The project agreement sets out the requirements for the delivery of an asset under a PPP in terms of cost, schedule and life cycle performance that typically govern the performance-based payment of the ASP to a private partner.

Public Sector Comparator (PSC)

The public sector comparator, which is a financial model of a hypothetical public sector reference concept used in quantitative procurement analysis to compare the risk adjusted, life cycle cost of traditional delivery with the cost of procuring the same project as a PPP.

Retained Risk

Risks associated with delivering a project that are not transferred to the private partner under a PPP, representing a cost to the project regardless of the procurement approach.

Request for Proposals (RFP)

Document issued by an owner for qualified proponents to submit formal proposals to deliver a project.

Request for Qualifications (RFQ)

Document issued by an owner inviting parties interested in participating in an RFP, to submit their qualifications for delivering a project.

Risk Management Branch

Risk Management Branch (RMB) is the enterprise risk management agency within the B.C. Ministry of Finance that advises on risk management issues, reviews and approves indemnities given by government, and assists ministries in establishing their own comprehensive risk management programs.

Risk Matrix

Primary tool used to identify, assess and manage project risks based on the following major components of risk:

•  Category

•  Description

•  Rating

•  Valuation

•  Allocation

•  Treatment

Shadow Bid

A financial model developed to represent the procurement of a project using a PPP approach.

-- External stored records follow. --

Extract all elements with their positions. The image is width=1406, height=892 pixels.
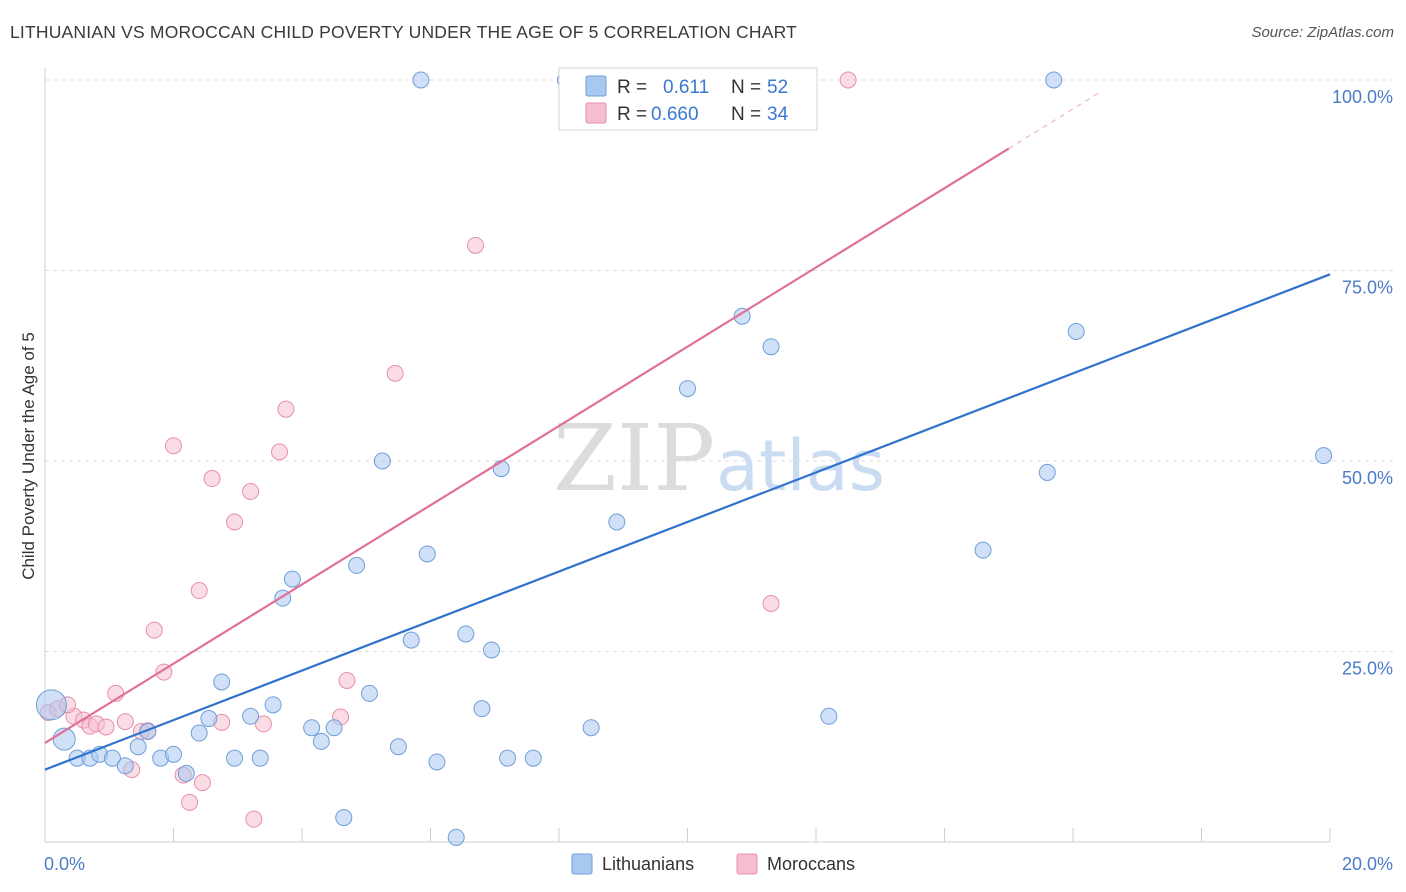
lithuanians-point	[582, 719, 600, 737]
y-tick-label: 100.0%	[1332, 87, 1393, 107]
chart-title: LITHUANIAN VS MOROCCAN CHILD POVERTY UND…	[10, 22, 798, 42]
watermark-atlas: atlas	[716, 425, 885, 507]
y-axis-label: Child Poverty Under the Age of 5	[19, 332, 38, 580]
gridlines	[45, 79, 1393, 652]
lithuanians-point	[325, 719, 343, 737]
x-tick-label-max: 20.0%	[1342, 854, 1393, 874]
moroccans-point	[97, 718, 115, 736]
lithuanians-point	[335, 809, 353, 827]
y-tick-label: 25.0%	[1342, 659, 1393, 679]
stats-blue-swatch	[585, 75, 607, 97]
lithuanians-point	[264, 696, 282, 714]
moroccans-point	[181, 793, 199, 811]
moroccans-point	[226, 513, 244, 531]
moroccans-point	[190, 582, 208, 600]
x-ticks	[173, 828, 1331, 842]
legend: Lithuanians Moroccans	[571, 853, 855, 875]
lithuanians-point	[303, 719, 321, 737]
lithuanians-point	[447, 828, 465, 846]
source-credit: Source: ZipAtlas.com	[1251, 24, 1394, 41]
stats-pink-swatch	[585, 102, 607, 124]
lithuanians-point	[373, 452, 391, 470]
stats-blue-n-label: N =	[731, 77, 761, 98]
lithuanians-point	[1315, 447, 1333, 465]
lithuanians-points	[35, 71, 1333, 846]
lithuanians-point	[402, 631, 420, 649]
y-tick-label: 50.0%	[1342, 468, 1393, 488]
lithuanians-point	[348, 556, 366, 574]
moroccans-point	[271, 443, 289, 461]
lithuanians-point	[103, 749, 121, 767]
lithuanians-point	[418, 545, 436, 563]
moroccans-point	[386, 364, 404, 382]
lithuanians-point	[283, 570, 301, 588]
lithuanians-point	[200, 710, 218, 728]
x-tick-label-min: 0.0%	[44, 854, 85, 874]
stats-box: R = 0.611 N = 52 R = 0.660 N = 34	[558, 67, 818, 131]
lithuanians-point	[1067, 322, 1085, 340]
lithuanians-point	[473, 700, 491, 718]
moroccans-point	[165, 437, 182, 455]
legend-lithuanians-swatch	[571, 853, 593, 875]
moroccans-point	[145, 621, 163, 639]
stats-pink-n-label: N =	[731, 104, 761, 125]
moroccans-point	[762, 594, 780, 612]
lithuanians-point	[457, 625, 475, 643]
stats-blue-n-value: 52	[767, 77, 788, 98]
lithuanians-point	[733, 307, 751, 325]
legend-lithuanians-label: Lithuanians	[602, 854, 694, 874]
stats-blue-r-value: 0.611	[663, 77, 709, 98]
lithuanians-point	[820, 707, 838, 725]
moroccans-trend-extension	[1008, 92, 1099, 150]
moroccans-point	[277, 400, 295, 418]
lithuanians-trend-line	[44, 273, 1331, 771]
lithuanians-point	[1045, 71, 1063, 89]
moroccans-point	[193, 774, 211, 792]
lithuanians-point	[177, 764, 195, 782]
lithuanians-point	[312, 732, 330, 750]
legend-moroccans-swatch	[736, 853, 758, 875]
moroccans-point	[116, 713, 134, 731]
moroccans-trend-line	[44, 147, 1010, 744]
lithuanians-point	[165, 745, 182, 763]
moroccans-point	[254, 715, 272, 733]
lithuanians-point	[492, 460, 510, 478]
stats-pink-r-label: R =	[617, 104, 647, 125]
lithuanians-point	[1038, 463, 1056, 481]
moroccans-point	[203, 470, 221, 488]
lithuanians-point	[213, 673, 231, 691]
stats-pink-n-value: 34	[767, 104, 789, 125]
lithuanians-point	[483, 641, 501, 659]
stats-pink-r-value: 0.660	[651, 104, 699, 125]
legend-moroccans-label: Moroccans	[767, 854, 855, 874]
moroccans-point	[466, 236, 484, 254]
moroccans-point	[839, 71, 857, 89]
moroccans-point	[242, 482, 260, 500]
moroccans-point	[338, 671, 356, 689]
lithuanians-point	[499, 749, 517, 767]
lithuanians-point	[428, 753, 446, 771]
lithuanians-point	[608, 513, 626, 531]
lithuanians-point	[679, 380, 696, 398]
lithuanians-point	[35, 689, 67, 721]
lithuanians-point	[226, 749, 244, 767]
lithuanians-point	[116, 757, 134, 775]
y-tick-labels: 25.0% 50.0% 75.0% 100.0%	[1332, 87, 1393, 679]
y-tick-label: 75.0%	[1342, 278, 1393, 298]
lithuanians-point	[360, 684, 378, 702]
lithuanians-point	[762, 338, 780, 356]
lithuanians-point	[242, 707, 260, 725]
lithuanians-point	[389, 738, 407, 756]
watermark-zip: ZIP	[553, 405, 715, 512]
lithuanians-point	[524, 749, 542, 767]
lithuanians-point	[974, 541, 992, 559]
trend-lines	[44, 92, 1331, 771]
lithuanians-point	[190, 724, 208, 742]
moroccans-point	[245, 810, 263, 828]
lithuanians-point	[412, 71, 430, 89]
lithuanians-point	[251, 749, 269, 767]
lithuanians-point	[129, 738, 147, 756]
stats-blue-r-label: R =	[617, 77, 647, 98]
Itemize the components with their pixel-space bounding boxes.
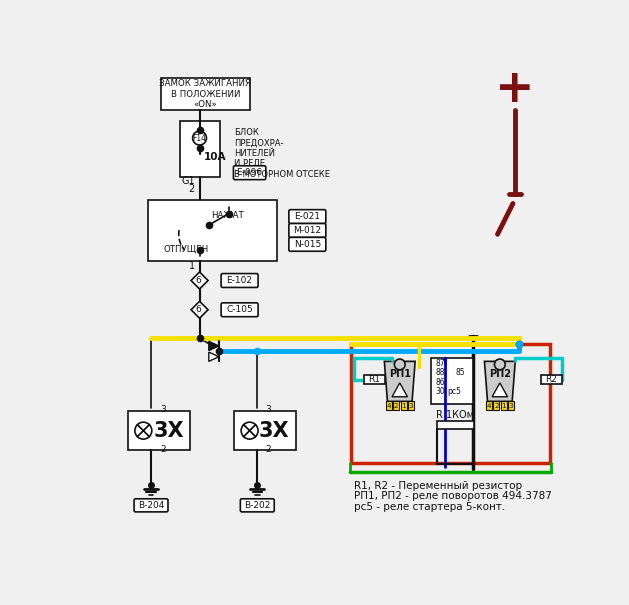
Text: 1: 1	[401, 402, 406, 408]
Text: E-102: E-102	[226, 276, 253, 285]
Text: 3: 3	[409, 402, 413, 408]
Bar	[508, 401, 514, 410]
Polygon shape	[191, 301, 208, 318]
Bar	[393, 401, 399, 410]
Text: 2: 2	[160, 445, 166, 454]
Bar	[408, 401, 414, 410]
Bar	[501, 401, 507, 410]
Text: G1: G1	[181, 176, 195, 186]
Text: РП1, РП2 - реле поворотов 494.3787: РП1, РП2 - реле поворотов 494.3787	[353, 491, 552, 502]
Text: R1: R1	[369, 375, 381, 384]
Text: 30: 30	[435, 387, 445, 396]
Bar	[161, 78, 250, 110]
Text: БЛОК
ПРЕДОХРА-
НИТЕЛЕЙ
И РЕЛЕ
В МОТОРНОМ ОТСЕКЕ: БЛОК ПРЕДОХРА- НИТЕЛЕЙ И РЕЛЕ В МОТОРНОМ…	[234, 128, 330, 178]
Text: 3X: 3X	[259, 420, 289, 440]
Bar	[351, 344, 550, 463]
Bar	[364, 375, 385, 384]
Text: 87: 87	[435, 359, 445, 368]
Bar	[486, 401, 492, 410]
Text: 4: 4	[487, 402, 491, 408]
Circle shape	[192, 131, 206, 145]
Text: B-204: B-204	[138, 501, 164, 510]
Text: 1: 1	[501, 402, 506, 408]
Text: НАЖАТ: НАЖАТ	[211, 211, 244, 220]
Text: N-015: N-015	[294, 240, 321, 249]
Text: 86: 86	[435, 378, 445, 387]
Bar	[401, 401, 407, 410]
Polygon shape	[191, 272, 208, 289]
Bar	[181, 121, 220, 177]
Text: 10А: 10А	[203, 152, 226, 162]
Bar	[430, 358, 473, 404]
Polygon shape	[384, 361, 415, 401]
Text: рс5 - реле стартера 5-конт.: рс5 - реле стартера 5-конт.	[353, 502, 505, 512]
FancyBboxPatch shape	[221, 303, 258, 316]
Text: 1: 1	[189, 261, 195, 271]
Text: РП2: РП2	[489, 368, 511, 379]
Text: 3: 3	[265, 405, 270, 414]
Bar	[437, 420, 474, 429]
Text: C-105: C-105	[226, 306, 253, 314]
FancyBboxPatch shape	[221, 273, 258, 287]
FancyBboxPatch shape	[134, 499, 168, 512]
FancyBboxPatch shape	[289, 237, 326, 251]
Bar	[493, 401, 499, 410]
Bar	[234, 411, 296, 450]
Circle shape	[494, 359, 505, 370]
Text: +: +	[496, 67, 535, 112]
Text: R1, R2 - Переменный резистор: R1, R2 - Переменный резистор	[353, 481, 521, 491]
Polygon shape	[392, 383, 408, 397]
Text: ОТПУЩЕН: ОТПУЩЕН	[164, 244, 209, 253]
Text: 2: 2	[189, 184, 195, 194]
Text: E-021: E-021	[294, 212, 320, 221]
Text: 2: 2	[494, 402, 499, 408]
Text: 2: 2	[265, 445, 270, 454]
Text: R 1КОм: R 1КОм	[436, 410, 474, 420]
Text: рс5: рс5	[447, 387, 461, 396]
Bar	[541, 375, 562, 384]
Bar	[148, 200, 277, 261]
Text: 6: 6	[195, 306, 201, 314]
Text: ЗАМОК ЗАЖИГАНИЯ
В ПОЛОЖЕНИИ
«ON»: ЗАМОК ЗАЖИГАНИЯ В ПОЛОЖЕНИИ «ON»	[159, 79, 251, 109]
Polygon shape	[209, 341, 219, 350]
Bar	[128, 411, 189, 450]
FancyBboxPatch shape	[233, 166, 266, 180]
Text: 4: 4	[387, 402, 391, 408]
Text: 2: 2	[394, 402, 399, 408]
Text: РП1: РП1	[389, 368, 411, 379]
Polygon shape	[484, 361, 515, 401]
FancyBboxPatch shape	[240, 499, 274, 512]
Text: R2: R2	[545, 375, 557, 384]
Circle shape	[394, 359, 405, 370]
Bar	[386, 401, 392, 410]
Text: M-012: M-012	[293, 226, 321, 235]
Text: 3: 3	[509, 402, 513, 408]
Text: 88: 88	[435, 368, 445, 378]
Polygon shape	[492, 383, 508, 397]
Text: 6: 6	[195, 276, 201, 285]
FancyBboxPatch shape	[289, 210, 326, 223]
Text: E-096: E-096	[237, 168, 263, 177]
Text: 3: 3	[160, 405, 166, 414]
Text: F14: F14	[192, 134, 206, 143]
Text: 3X: 3X	[153, 420, 184, 440]
FancyBboxPatch shape	[289, 223, 326, 237]
Text: 85: 85	[455, 368, 465, 378]
Text: B-202: B-202	[244, 501, 270, 510]
Polygon shape	[209, 352, 219, 361]
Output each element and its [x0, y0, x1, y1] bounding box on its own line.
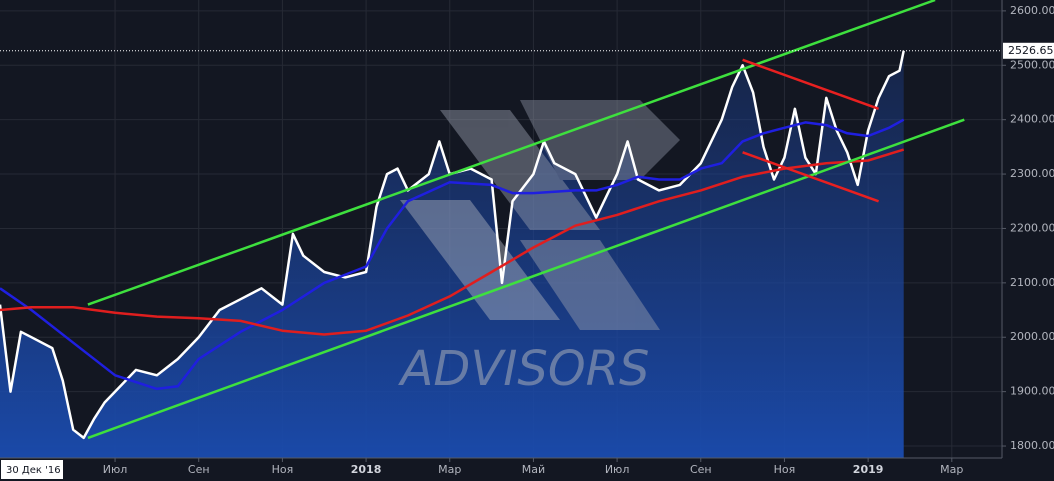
price-label-box	[1003, 42, 1054, 59]
line	[742, 58, 880, 110]
x-tick-label: Июл	[605, 463, 630, 476]
line	[87, 118, 965, 440]
y-tick-label: 2200.00	[1010, 221, 1054, 234]
x-tick-label: Ноя	[774, 463, 796, 476]
logo-shape	[400, 200, 560, 320]
time-axis	[0, 458, 1054, 481]
y-tick-label: 2300.00	[1010, 167, 1054, 180]
crosshair-box	[1, 460, 63, 479]
price-axis	[1002, 0, 1054, 481]
line	[0, 148, 905, 336]
y-tick-label: 1800.00	[1010, 439, 1054, 452]
logo-shape	[520, 100, 680, 180]
axes: 1800.00 1900.00 2000.00 2100.00 2200.00 2300.…	[103, 4, 1054, 476]
line	[87, 0, 936, 306]
logo-shape	[440, 110, 600, 230]
crosshair-label: 30 Дек '16	[6, 465, 61, 476]
x-tick-label: Май	[522, 463, 545, 476]
watermark: ADVISORS	[398, 341, 650, 397]
y-tick-label: 2600.00	[1010, 4, 1054, 17]
y-tick-label: 2500.00	[1010, 58, 1054, 71]
watermark-logo	[400, 100, 680, 330]
y-tick-label: 2100.00	[1010, 276, 1054, 289]
x-tick-label: Ноя	[272, 463, 294, 476]
logo-shape	[520, 240, 660, 330]
y-tick-label: 2000.00	[1010, 330, 1054, 343]
x-tick-label: 2019	[853, 463, 884, 476]
x-tick-label: Июл	[103, 463, 128, 476]
line-layer	[0, 0, 1002, 440]
x-tick-label: 2018	[351, 463, 382, 476]
x-tick-label: Сен	[188, 463, 210, 476]
x-tick-label: Мар	[438, 463, 461, 476]
line	[742, 151, 880, 203]
y-tick-label: 1900.00	[1010, 385, 1054, 398]
x-tick-label: Мар	[940, 463, 963, 476]
y-tick-label: 2400.00	[1010, 113, 1054, 126]
area	[0, 50, 904, 459]
price-label: 2526.65	[1008, 44, 1054, 57]
line	[0, 118, 905, 391]
x-tick-label: Сен	[690, 463, 712, 476]
area-layer	[0, 50, 904, 459]
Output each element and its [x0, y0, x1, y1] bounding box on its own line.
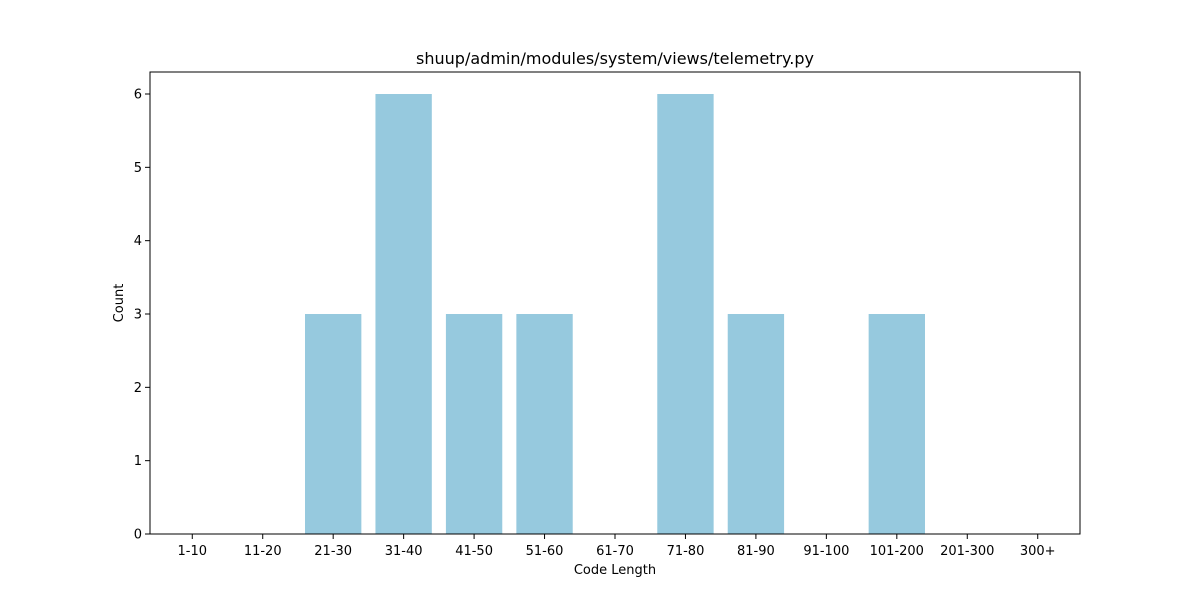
plot-frame: [149, 71, 1081, 535]
y-tick-label: 0: [134, 528, 142, 543]
x-tick-label: 1-10: [178, 544, 208, 559]
y-tick-label: 2: [134, 381, 142, 396]
bar-41-50: [445, 314, 503, 534]
y-tick-label: 3: [134, 308, 142, 323]
bar-31-40: [375, 94, 432, 534]
x-tick-label: 31-40: [385, 544, 423, 559]
bar-51-60: [516, 314, 573, 534]
bar-21-30: [305, 314, 362, 534]
x-tick-label: 41-50: [455, 544, 493, 559]
bar-101-200: [868, 314, 925, 534]
x-axis-label: Code Length: [574, 563, 656, 578]
bar-81-90: [727, 314, 785, 534]
x-tick-label: 300+: [1020, 544, 1056, 559]
x-tick-label: 21-30: [314, 544, 352, 559]
bars-group: [305, 94, 925, 534]
bar-71-80: [657, 94, 714, 534]
x-tick-label: 81-90: [737, 544, 775, 559]
x-tick-label: 71-80: [667, 544, 705, 559]
y-tick-label: 6: [134, 88, 142, 103]
x-tick-label: 101-200: [870, 544, 924, 559]
x-tick-label: 91-100: [803, 544, 849, 559]
y-axis: 0 1 2 3 4 5 6: [134, 88, 150, 543]
y-tick-label: 5: [134, 161, 142, 176]
y-tick-label: 4: [134, 234, 142, 249]
x-tick-label: 51-60: [526, 544, 564, 559]
y-tick-label: 1: [134, 454, 142, 469]
x-tick-label: 201-300: [940, 544, 994, 559]
y-axis-label: Count: [112, 284, 127, 323]
x-tick-label: 61-70: [596, 544, 634, 559]
x-tick-label: 11-20: [244, 544, 282, 559]
chart-title: shuup/admin/modules/system/views/telemet…: [416, 49, 814, 68]
x-axis: 1-10 11-20 21-30 31-40 41-50 51-60 61-70 71-80 8…: [178, 534, 1056, 559]
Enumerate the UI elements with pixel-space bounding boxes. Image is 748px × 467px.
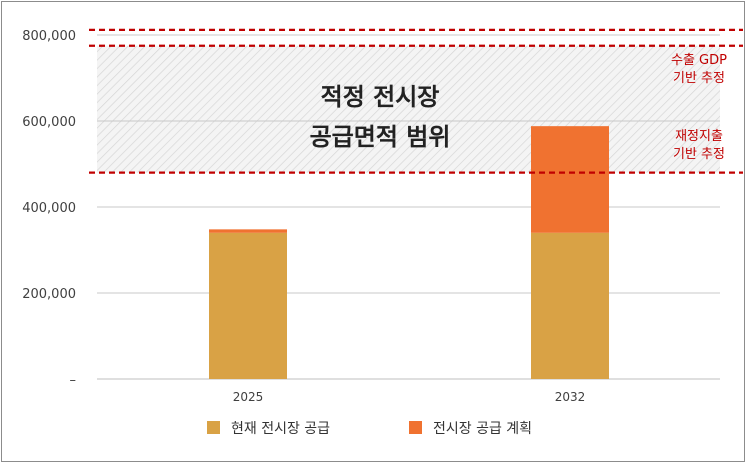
reference-line-label: 기반 추정 (673, 147, 725, 162)
y-tick-label: 600,000 (22, 115, 76, 130)
legend: 현재 전시장 공급 전시장 공급 계획 (207, 421, 532, 437)
legend-swatch (207, 421, 220, 434)
bar-2032-series-0 (531, 232, 609, 379)
y-tick-label: 200,000 (22, 287, 76, 302)
reference-line-label: 재정지출 (675, 129, 723, 144)
reference-line-label: 기반 추정 (673, 71, 725, 86)
bar-2025-series-1 (209, 229, 287, 233)
legend-swatch (409, 421, 422, 434)
x-tick-label: 2025 (233, 390, 264, 404)
bar-2032-series-1 (531, 126, 609, 233)
bars (209, 126, 609, 379)
y-tick-label: 400,000 (22, 201, 76, 216)
legend-label: 전시장 공급 계획 (433, 421, 532, 437)
bar-2025-series-0 (209, 232, 287, 379)
gridlines (97, 34, 720, 380)
x-axis-tick-labels: 2025 2032 (233, 390, 586, 404)
y-axis-tick-labels: – 200,000 400,000 600,000 800,000 (22, 29, 76, 388)
range-band-label-line: 공급면적 범위 (310, 123, 451, 151)
range-band-label-line: 적정 전시장 (321, 83, 440, 111)
reference-line-label: 수출 GDP (671, 53, 727, 68)
x-tick-label: 2032 (555, 390, 586, 404)
range-band-layer (97, 45, 720, 173)
range-band-area (97, 45, 720, 173)
reference-lines (89, 28, 743, 174)
y-tick-label: – (70, 373, 77, 388)
y-tick-label: 800,000 (22, 29, 76, 44)
legend-label: 현재 전시장 공급 (231, 421, 330, 437)
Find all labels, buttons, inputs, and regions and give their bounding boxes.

The Shadow Bid is used to develop a cost estimate to be compared to the PSC as a means of evaluating potential differences in the present value of the risk adjusted costs between traditional and PPP procurement.

Traditional Procurement

Methods by which the public sector has traditionally procured projects in B.C, through design bid build (DBB), or a combination of DBB and design build (DB) contracts.

Transferred Risk

Risk associated with delivering a project that is typically borne by the public sector under traditional procurement, that is transferred to the private sector under a PPP.

Value for Money (VFM)

Also commonly referred to as value for taxpayer dollars, VFM describes the benefits to the public expected to be realized through a particular procurement method, and can be quantitative and/or qualitative in nature. Quantitative value for money is achieved through lower cost of a particular procurement method, whereas qualitative value is achieved when a particular procurement method better supports the goals and objectives of a project without necessarily costing less.